We live on the inside and (if by then we haven't found how to generate artificial gravity) a rotation could provide enough gravity for those living along the equator in a bandwith of say a few million kilometers. This would still mean we would have like a million times the amount of surface we have on earth (including the oceans) to play around on (if we could use the enitre sphere it would even be 100 times more)

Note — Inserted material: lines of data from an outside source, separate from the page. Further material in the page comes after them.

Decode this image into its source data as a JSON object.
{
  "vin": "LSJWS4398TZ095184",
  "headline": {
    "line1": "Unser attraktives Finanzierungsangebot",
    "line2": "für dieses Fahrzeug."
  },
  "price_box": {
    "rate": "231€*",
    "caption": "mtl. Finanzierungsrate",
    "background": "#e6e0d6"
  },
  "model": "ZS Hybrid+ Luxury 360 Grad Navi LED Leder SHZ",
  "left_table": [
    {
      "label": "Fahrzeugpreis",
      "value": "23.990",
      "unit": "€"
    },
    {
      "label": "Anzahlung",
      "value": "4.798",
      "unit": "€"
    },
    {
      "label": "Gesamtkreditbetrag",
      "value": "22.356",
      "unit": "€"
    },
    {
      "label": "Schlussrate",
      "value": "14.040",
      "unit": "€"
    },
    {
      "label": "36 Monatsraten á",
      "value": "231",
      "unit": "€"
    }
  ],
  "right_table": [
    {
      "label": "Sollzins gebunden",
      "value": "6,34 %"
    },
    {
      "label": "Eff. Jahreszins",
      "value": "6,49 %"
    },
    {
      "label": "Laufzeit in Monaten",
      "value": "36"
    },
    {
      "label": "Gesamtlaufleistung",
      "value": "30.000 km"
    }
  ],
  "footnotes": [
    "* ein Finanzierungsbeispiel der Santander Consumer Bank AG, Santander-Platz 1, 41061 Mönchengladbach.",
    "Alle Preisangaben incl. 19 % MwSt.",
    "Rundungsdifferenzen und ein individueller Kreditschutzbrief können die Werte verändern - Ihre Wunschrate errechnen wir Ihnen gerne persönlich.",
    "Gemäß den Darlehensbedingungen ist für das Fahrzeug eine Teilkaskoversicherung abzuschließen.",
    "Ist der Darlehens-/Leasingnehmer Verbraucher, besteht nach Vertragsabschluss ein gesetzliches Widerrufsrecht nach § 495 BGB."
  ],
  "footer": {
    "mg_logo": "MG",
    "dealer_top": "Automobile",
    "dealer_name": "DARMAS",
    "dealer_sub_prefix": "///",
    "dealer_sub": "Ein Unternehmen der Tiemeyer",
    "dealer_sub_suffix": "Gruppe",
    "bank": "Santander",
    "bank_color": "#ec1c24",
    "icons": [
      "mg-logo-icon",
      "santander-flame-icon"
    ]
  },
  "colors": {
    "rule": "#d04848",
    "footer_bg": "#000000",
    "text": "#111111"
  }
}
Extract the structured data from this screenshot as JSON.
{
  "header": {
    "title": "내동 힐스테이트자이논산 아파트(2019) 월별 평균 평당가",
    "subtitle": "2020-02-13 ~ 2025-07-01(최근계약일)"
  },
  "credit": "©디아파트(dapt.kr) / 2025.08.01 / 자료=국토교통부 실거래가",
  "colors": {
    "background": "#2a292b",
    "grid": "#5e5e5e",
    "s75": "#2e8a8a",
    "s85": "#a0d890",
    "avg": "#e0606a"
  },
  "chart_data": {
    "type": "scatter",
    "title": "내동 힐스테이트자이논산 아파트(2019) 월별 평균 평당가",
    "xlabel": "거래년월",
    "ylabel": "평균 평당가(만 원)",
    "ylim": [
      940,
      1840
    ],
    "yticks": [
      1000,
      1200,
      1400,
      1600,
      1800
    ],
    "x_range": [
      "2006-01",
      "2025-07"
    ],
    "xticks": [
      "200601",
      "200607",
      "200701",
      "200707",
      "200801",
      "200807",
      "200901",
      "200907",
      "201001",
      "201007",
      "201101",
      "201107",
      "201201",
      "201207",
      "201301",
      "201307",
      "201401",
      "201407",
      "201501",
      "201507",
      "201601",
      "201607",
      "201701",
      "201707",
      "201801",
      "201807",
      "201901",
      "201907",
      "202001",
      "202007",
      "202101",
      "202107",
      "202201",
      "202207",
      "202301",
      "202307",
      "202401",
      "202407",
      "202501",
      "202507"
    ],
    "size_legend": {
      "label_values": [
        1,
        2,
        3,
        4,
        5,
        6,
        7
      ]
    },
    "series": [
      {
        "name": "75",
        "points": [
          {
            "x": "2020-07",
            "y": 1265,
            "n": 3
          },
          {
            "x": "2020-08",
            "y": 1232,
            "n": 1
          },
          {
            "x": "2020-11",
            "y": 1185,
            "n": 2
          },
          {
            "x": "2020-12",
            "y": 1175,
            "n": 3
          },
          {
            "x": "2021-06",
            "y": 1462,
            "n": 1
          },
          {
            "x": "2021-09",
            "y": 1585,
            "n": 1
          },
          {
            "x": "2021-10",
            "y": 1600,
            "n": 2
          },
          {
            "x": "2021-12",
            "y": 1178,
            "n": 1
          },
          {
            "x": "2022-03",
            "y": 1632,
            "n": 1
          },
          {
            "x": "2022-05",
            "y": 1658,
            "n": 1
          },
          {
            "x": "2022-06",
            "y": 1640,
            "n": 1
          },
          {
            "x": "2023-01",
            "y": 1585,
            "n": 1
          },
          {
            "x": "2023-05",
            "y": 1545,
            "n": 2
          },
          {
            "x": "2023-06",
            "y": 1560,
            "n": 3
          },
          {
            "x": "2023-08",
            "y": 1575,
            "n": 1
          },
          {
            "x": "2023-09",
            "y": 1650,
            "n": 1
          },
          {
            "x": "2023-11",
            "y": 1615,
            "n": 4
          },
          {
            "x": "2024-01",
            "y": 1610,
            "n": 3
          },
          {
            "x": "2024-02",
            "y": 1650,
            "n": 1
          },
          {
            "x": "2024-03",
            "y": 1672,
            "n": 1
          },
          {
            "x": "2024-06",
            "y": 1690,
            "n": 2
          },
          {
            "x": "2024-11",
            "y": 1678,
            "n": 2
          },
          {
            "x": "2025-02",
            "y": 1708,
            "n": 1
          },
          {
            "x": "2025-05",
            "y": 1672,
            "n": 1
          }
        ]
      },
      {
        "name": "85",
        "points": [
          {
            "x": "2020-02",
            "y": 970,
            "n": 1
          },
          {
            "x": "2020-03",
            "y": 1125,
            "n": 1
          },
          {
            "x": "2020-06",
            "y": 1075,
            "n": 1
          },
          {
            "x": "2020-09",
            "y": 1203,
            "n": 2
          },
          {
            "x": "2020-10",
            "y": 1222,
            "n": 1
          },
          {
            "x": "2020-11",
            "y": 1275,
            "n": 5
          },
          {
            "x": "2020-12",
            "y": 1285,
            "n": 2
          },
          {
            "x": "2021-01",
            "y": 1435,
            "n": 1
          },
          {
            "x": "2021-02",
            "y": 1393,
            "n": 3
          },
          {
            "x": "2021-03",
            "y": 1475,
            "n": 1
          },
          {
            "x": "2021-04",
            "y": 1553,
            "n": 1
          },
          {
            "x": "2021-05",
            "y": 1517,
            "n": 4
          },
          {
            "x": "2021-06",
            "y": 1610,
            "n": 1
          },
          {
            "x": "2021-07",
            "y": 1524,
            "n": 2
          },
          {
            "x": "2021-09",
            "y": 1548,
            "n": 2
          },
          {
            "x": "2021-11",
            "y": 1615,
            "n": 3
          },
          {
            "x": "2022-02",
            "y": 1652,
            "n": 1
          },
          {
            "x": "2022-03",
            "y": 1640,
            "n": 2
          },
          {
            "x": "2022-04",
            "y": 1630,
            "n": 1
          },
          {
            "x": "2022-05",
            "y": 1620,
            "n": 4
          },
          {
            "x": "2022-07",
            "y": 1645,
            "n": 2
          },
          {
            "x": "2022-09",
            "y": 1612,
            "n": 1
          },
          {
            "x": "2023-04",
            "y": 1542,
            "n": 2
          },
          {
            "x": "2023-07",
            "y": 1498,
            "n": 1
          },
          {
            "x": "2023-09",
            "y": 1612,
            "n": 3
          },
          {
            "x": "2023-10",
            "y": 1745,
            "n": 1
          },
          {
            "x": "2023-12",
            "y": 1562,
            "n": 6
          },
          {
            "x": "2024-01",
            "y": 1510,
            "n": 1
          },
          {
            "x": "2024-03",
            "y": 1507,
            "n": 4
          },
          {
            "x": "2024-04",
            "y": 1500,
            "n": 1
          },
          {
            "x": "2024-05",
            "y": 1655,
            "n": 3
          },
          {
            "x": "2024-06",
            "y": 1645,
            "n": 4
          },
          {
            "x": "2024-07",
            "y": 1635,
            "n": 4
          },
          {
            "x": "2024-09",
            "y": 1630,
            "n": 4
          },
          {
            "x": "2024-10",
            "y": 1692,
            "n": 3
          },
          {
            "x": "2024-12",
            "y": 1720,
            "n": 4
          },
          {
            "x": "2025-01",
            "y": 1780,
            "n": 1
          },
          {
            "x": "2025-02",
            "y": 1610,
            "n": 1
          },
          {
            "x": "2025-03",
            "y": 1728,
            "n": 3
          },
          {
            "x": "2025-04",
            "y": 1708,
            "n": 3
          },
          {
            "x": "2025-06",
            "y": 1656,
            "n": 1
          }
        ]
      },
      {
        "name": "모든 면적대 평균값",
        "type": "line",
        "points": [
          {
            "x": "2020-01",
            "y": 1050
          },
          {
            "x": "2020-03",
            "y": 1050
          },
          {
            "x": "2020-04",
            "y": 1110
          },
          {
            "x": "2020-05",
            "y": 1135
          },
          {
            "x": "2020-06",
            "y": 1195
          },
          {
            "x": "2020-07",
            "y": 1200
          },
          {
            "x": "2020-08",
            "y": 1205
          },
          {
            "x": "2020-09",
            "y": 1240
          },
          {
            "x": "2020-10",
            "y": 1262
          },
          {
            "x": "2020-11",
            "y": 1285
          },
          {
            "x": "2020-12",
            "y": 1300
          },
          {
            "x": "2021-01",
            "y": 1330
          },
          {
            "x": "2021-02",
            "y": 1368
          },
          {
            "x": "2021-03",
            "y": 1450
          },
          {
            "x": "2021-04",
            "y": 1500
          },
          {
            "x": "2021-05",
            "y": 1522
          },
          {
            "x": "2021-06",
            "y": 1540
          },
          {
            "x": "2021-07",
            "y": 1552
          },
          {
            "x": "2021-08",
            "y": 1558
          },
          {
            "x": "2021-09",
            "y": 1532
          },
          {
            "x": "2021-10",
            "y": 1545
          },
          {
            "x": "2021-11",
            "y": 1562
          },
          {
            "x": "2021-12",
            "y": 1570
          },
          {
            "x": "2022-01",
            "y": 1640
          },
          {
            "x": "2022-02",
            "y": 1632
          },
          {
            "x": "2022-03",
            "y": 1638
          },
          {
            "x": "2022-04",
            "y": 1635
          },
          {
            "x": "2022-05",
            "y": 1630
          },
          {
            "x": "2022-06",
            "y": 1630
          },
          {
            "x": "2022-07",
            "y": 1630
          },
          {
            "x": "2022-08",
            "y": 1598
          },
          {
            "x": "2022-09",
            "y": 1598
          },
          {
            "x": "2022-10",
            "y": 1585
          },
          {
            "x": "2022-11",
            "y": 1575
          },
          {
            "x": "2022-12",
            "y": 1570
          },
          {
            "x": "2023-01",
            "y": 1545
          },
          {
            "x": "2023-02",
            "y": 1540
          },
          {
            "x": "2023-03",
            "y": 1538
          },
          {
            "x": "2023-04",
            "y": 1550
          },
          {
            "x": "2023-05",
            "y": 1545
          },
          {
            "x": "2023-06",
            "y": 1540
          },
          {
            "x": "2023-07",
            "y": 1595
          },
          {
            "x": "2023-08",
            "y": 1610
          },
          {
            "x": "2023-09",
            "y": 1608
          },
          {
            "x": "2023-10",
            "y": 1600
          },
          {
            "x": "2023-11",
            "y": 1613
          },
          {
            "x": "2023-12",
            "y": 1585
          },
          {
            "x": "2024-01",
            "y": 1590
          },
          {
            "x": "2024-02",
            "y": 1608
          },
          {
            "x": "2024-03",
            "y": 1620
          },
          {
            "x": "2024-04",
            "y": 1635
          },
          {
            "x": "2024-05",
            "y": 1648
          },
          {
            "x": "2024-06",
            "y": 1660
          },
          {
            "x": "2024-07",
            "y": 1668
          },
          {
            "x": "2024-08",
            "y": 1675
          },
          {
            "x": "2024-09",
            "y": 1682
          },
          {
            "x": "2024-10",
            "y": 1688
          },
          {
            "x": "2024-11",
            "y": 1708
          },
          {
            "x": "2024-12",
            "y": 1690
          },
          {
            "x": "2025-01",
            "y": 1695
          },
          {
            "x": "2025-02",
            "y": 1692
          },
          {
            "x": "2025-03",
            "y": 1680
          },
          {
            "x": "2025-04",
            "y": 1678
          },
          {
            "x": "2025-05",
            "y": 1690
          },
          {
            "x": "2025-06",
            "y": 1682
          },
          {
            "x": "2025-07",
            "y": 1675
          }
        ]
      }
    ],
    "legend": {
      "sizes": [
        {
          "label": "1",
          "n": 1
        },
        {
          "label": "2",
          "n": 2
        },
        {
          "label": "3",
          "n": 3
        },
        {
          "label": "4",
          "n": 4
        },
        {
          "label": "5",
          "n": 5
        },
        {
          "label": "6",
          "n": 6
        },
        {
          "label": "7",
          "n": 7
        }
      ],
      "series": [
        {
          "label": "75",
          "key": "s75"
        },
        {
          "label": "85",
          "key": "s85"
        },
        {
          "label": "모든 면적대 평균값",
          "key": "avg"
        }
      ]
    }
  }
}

It would only take the mass of Jupiter to construct something like it which would be something like 100 m thick, so don't go around digging large holes now, you hear ! ;) Of course I am assuming a have developped materials that are strong enough to withstand the pressure and which can be tailor made from simple hydrogen. (fuse away I would say)
We could harness all the energy output of the Sun and while we are add it, perhaps tab some mass out of the Sun so it won't burn up that fast. If we are real careful we might have enough energy for the coming 100 billion years to come.
Sometime back, some where I had read the business about the slinging around of a asteroid. However when I went to find it , I didn't. Though I did find something simular. The idea that I did find was to use 2 identical bodies in orbit, 180 degrees apart. The idea was to use the tidal effect over long term to increase the rotation of the planet. Talk about long term... Reputedly this was an overhead conversation between some JPL folks. (heresay)
Originally posted by wet1
The idea that I did find was to use 2 identical bodies in orbit, 180 degrees apart. The idea was to use the tidal effect over long term to increase the rotation of the planet. Talk about long term... Reputedly this was an overhead conversation between some JPL folks. (heresay)
Yes but this would only work if the planet in question is not cilindrically symmetric around its rotational axis. There must be some irregularity to pull on (sort of speak) since otherwise the added angular momentum of the two would simply cancel out.
Luckaly Venus is just such a planet since the very reason why it has such a low orbit is because of that. The side of Venus that is heavier then the other is faced towards the sun because of this effect, that is the reason why Venus always has the same side towards the sun. The same thing goes for our moon by the way but not for our Earth.
Of course if you want to give Venus more angular moment you will have to fight against the tidal pull of the Sun to do it making it again harder.
Why not give up the idea and us Venus as part of the building blocks to make the Dyson Sphere ? ;)
05-02-01, 09:27 AM
...to use Mercury as a projectile...GREAT!